New investors have joined the company’s shareholder base, including Książek Holding, managed by Mariusz Książek – a prominent Polish entrepreneur and investor, co-majority shareholder and Chairman of the Supervisory Board of Synektik, a company with a market capitalization of around PLN 2 billion.
“I have strong confidence in the potential of the entire life sciences sector, and the cardiology market is particularly close to me given Synektik’s project in this field. Medicalgorithmics’ dynamic growth, new contracts, deployments, and rising revenues validate the effectiveness of its transformation. I believe the company has a very promising future and further global expansion ahead, especially as it brings new products to market,” commented Mariusz Książek, CEO of Książek Holding.
Medicalgorithmics exemplifies a successful transformation toward scalable AI-based services, with an increasing share of revenues coming from software and a strong position in the global telemedicine market. The company specializes in applying artificial intelligence to the diagnosis of cardiovascular diseases, particularly in long-term ECG monitoring – a market with significant growth potential and attractive diagnostic margins. Since the start of 2025, the company has already scaled its operations considerably, signing 15 new contracts – more than in all of 2024. The most recent of these, finalized in mid-August, involves the use of Medicalgorithmics’ proprietary DRAI software and DRP platform by a North American deep-tech company that has launched AI-powered textile Holter monitors for cardiac monitoring.

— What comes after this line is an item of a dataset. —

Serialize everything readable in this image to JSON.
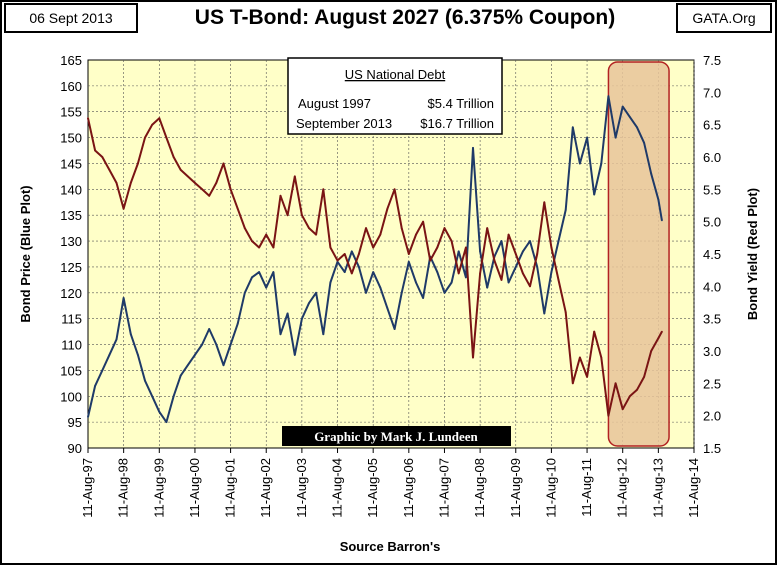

According to Mariusz Książek, he had been monitoring Medicalgorithmics for years but considered its previous business model too risky to invest. That changed at the end of 2022, when Biofund acquired a controlling stake, implemented a cost restructuring program, and redefined the company’s strategic direction.
“Over the past two and a half years, the company has undergone a profound transformation, even though its name remained unchanged. Observing the competence and professionalism of the current team, I started to view it in an entirely different light. It did not take long for the market to notice and reward these changes, as reflected in the share price – in line with my expectations. I waited for the right moment to invest, and I will not rule out increasing my stake in the future,” added Książek.
This year, Medicalgorithmics has also improved the efficiency of onboarding new clients. By the end of July, the company had integrated 28% of clients acquired in 2025 (4 out of 14 at that time). The activation of additional clients – including a major U.S. IDTF and a European IDTF – has already translated into revenue growth, with July revenues up 33% year-on-year. As client integration and testing (which typically require 6-10 months after contract signing) progress, Medicalgorithmics expects to begin monetizing further contracts later this year. The Management Board anticipates accelerating growth momentum in the coming months and achieving cash break-even between Q4 2025 and Q1 2026.